In my media writing class this week, we covered the basics of libel and defamation, which inevitably led me to break out the cautionary tale that was the coverage of Richard Jewell. I still haven’t seen the Clint Eastwood movie that brought the security guard back into the journalism lexicon, but I still show the “30 for 30” episode to my reporting class each year.
The Jewell saga is a good one to remind journalists that “everyone knows” isn’t good enough to turn a supposition into a fact.
Here’s a look back at the important things that get lost in the mess of the film and why the whole situation still deserves attention in our journalism courses
5 important things that get lost in the mess that is the “Richard Jewell” movie
After reading Tracy Everbach’s excellent review of, “Richard Jewell,” the Clint Eastwood film that looks at the 1996 Olympic Centennial Park Bombing, it became clear that the film missed the opportunity to provide a new generation with important lessons.
In the wake of the movie’s release, multiple groups have dialed in on the film’s key failures. The discussion of how Kathy Scruggs, and by implication female journalists, was portrayed has people upset with the trope that women trade sex for tips in journalism. The Atlanta Journal-Constitution has spoken out about the Scruggs issue, as well as how the movie fails to show that the journalism the paper did that helped turn the tide in Jewell’s favor.
I have long used the Richard Jewell story as an example of what can happen when “EVERYBODY KNOWS!” becomes, “Um… Whoops…” in journalism.
I show, and will continue to show, the ESPN 30 for 30 Short “Judging Jewell,”as it covers the case from all angles, including having representation from the AJC. It’s about 30 minutes and it’s worth the time. So is the “60 Minutes” piece on Jewell from 2002:
I have not seen the “Richard Jewell” movie yet, so I can’t say what it actually did or did not do. What I can say is that the film’s approach has enough people upset about the issues listed above (and a few others) that several key things got lost along the way:
It wasn’t one reporter or one publication that created this clustermess: The focus on Kathy Scruggs and the Atlanta Journal-Constitution makes the media coverage feel like a game of one-on-one between Scruggs and Jewell. It wasn’t even close to that.
The Olympics were in town and you had participants from 197 countries present. That put thousands of journalists in that area at the time of the bombing, thus leading to a giant pack of TV and print reporters chasing one big question: “Who did it?”

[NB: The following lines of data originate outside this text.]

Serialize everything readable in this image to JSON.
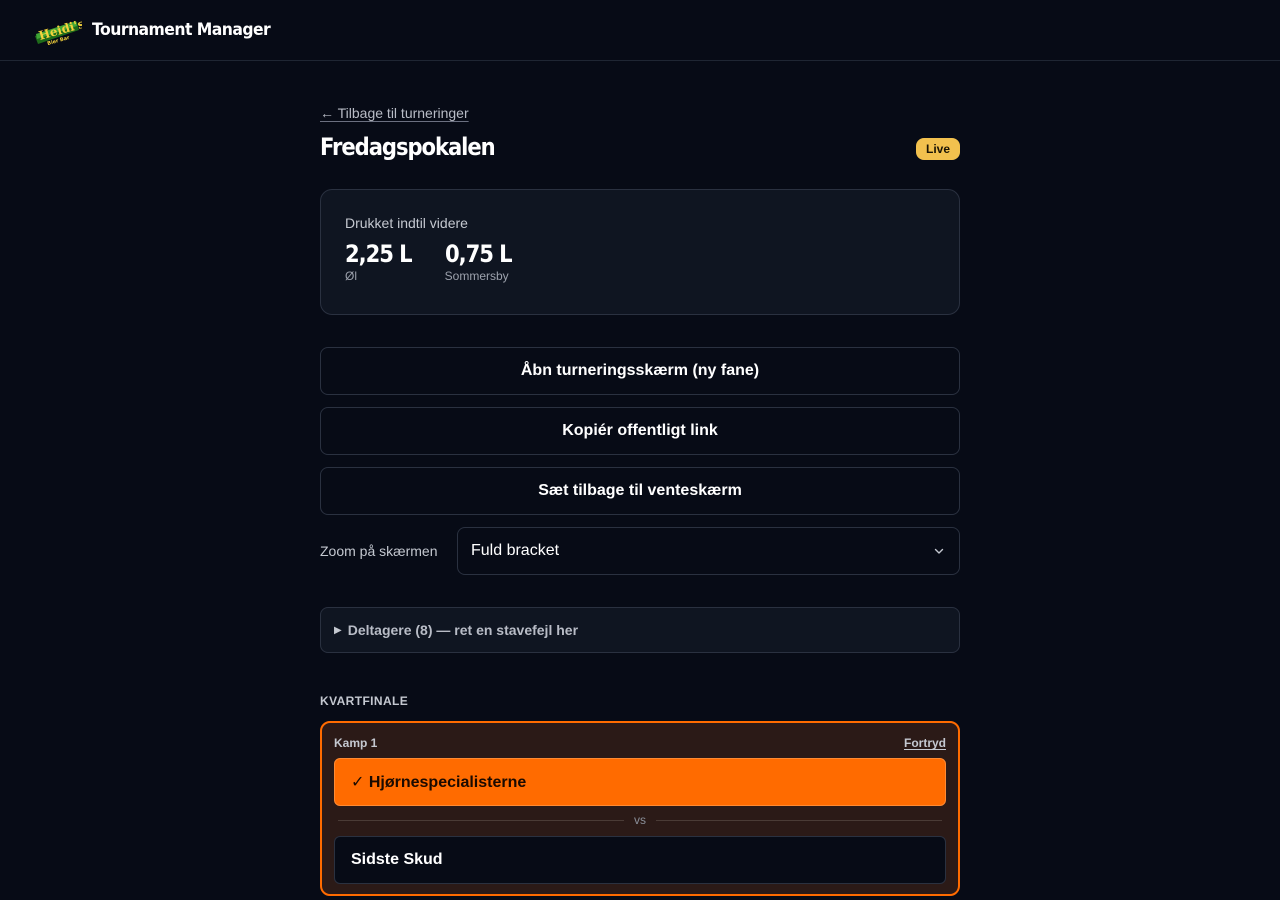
{
  "header": {
    "logo_text": "Heidi's Bier Bar",
    "app_title": "Tournament Manager"
  },
  "page": {
    "back_link": "← Tilbage til turneringer",
    "title": "Fredagspokalen",
    "status": "Live"
  },
  "stats": {
    "label": "Drukket indtil videre",
    "items": [
      {
        "value": "2,25 L",
        "unit": "Øl"
      },
      {
        "value": "0,75 L",
        "unit": "Sommersby"
      }
    ]
  },
  "actions": {
    "open_screen": "Åbn turneringsskærm (ny fane)",
    "copy_link": "Kopiér offentligt link",
    "reset_waiting": "Sæt tilbage til venteskærm"
  },
  "zoom": {
    "label": "Zoom på skærmen",
    "selected": "Fuld bracket"
  },
  "participants": {
    "summary": "Deltagere (8) — ret en stavefejl her"
  },
  "bracket": {
    "round": "KVARTFINALE",
    "match": {
      "label": "Kamp 1",
      "undo": "Fortryd",
      "winner": "✓ Hjørnespecialisterne",
      "vs": "vs",
      "loser": "Sidste Skud"
    }
  },
  "colors": {
    "background": "#070b16",
    "accent": "#ff6b00",
    "badge": "#f2c14e"
  }
}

Pictures and video taken outside Jewell’s mother’s apartment had photographers, videographers, reporters and more swarming the area as Jewell went to work the day after the attack. As the FBI showed up to interview him, and later to search the apartment, the media was all over the place with all sorts of equipment. (In one interview, Jewell said there were at least five satellite trucks in the apartment’s parking lot.)
(Scruggs wasn’t even the only reporter from the AJC to be on the story. In a review of the news coverage that came out after the infamous, “FBI suspects `hero’ guard may have planted bomb,” story, I found nearly a dozen names of journalists attached to stories about the attack.)

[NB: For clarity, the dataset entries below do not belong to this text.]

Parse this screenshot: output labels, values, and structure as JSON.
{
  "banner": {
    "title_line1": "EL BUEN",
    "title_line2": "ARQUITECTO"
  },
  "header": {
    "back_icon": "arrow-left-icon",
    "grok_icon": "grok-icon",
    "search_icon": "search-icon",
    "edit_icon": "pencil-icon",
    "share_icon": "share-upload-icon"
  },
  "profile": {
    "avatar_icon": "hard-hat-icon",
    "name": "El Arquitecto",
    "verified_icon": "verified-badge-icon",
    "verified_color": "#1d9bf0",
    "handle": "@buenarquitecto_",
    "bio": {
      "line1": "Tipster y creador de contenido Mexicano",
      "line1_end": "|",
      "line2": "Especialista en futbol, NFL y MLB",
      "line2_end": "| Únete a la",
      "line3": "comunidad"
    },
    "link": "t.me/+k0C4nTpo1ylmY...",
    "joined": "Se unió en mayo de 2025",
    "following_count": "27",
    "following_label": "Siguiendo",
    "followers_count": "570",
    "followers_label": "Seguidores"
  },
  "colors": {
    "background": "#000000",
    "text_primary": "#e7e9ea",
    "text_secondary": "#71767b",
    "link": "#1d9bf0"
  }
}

People everywhere seemed to be piling on. Entertainers and tabloids called Jewell, “Una-Doofus” and “Una-Bubba,” a reference to the recently captured Unabomber, Ted Kaczynski. This was a global story.
To pin any one thing on any one journalist or one publication is more than a stretch. As Henry Schuster, a former producer at CNN, noted, “This thing just goes nuclear.”
Attributions matter, so use them: The courts that heard Jewell’s cases against the Atlanta Journal-Constitution reviewed statements made in several articles in which Jewell was identified as the key suspect in the bombing. In a 2011 Appeals Court Ruling in favor of the AJC’s reporting, the court noted:
On July 31, in an article entitled “`Hero’ denies planting bomb,” the AJC reported that, “[i]nvestigators now say… they believe [Jewell] placed the 911 call himself.” Likewise, in the same August 4 article referenced in Division (III)(A), the AJC stated that “[i]nvestigators have said they believe Jewell … phoned in a warning to 911.”
Again, we cannot agree with Jewell that the challenged statements are actionable. Although the July 31 article repeats the opinion of investigators who reportedly believed that Jewell may have placed the 911 call, it includes within its text the factual premise of that reported opinion.
In other words, the reporter properly attributed the information to an official source, who was acting in an official capacity, thus giving the paper protection against a claim of libel. (This concept is often referred to as “qualified privilege.”) Several other sections of the court’s ruling note similar attributions protecting several of the paper’s other stories.
This is one of the many reasons why I often write “SAYS WHO?” on statements my students make in their stories and why I’m a major pain in the keester about attributing information to a source. It can keep you out of a hell of a lot of trouble.
You are a reporter, not God: The one story I kept looking for was the original piece Scruggs and fellow reporter Kent E. Walker published in that July 30 “Extra” edition of the paper that declared, “FBI suspects `hero’ guard may have planted bomb.” I noticed it wasn’t mentioned in the appeals and it wasn’t in the archives I had access to. Jewell stated in multiple interviews that this was the piece that really started the entire whirlwind of controversy about him.
After paying for access to the AJC’s archives, I found it and I could better understand why he thought so. If attributions are like armor and shields against an attack, this story was butt-naked. Consider the first three sentences:
The security guard who first alerted police to the pipe bomb that exploded in Centennial Olympic Park is the focus of the federal investigation into the incident that resulted in two deaths and injured more than 100.
Richard Jewell, 33, a former law enforcement officer, fits the profile of the lone bomber. This profile generally includes a frustrated white man who is a former police officer, member of the military or police “wannabe” who seeks to become a hero.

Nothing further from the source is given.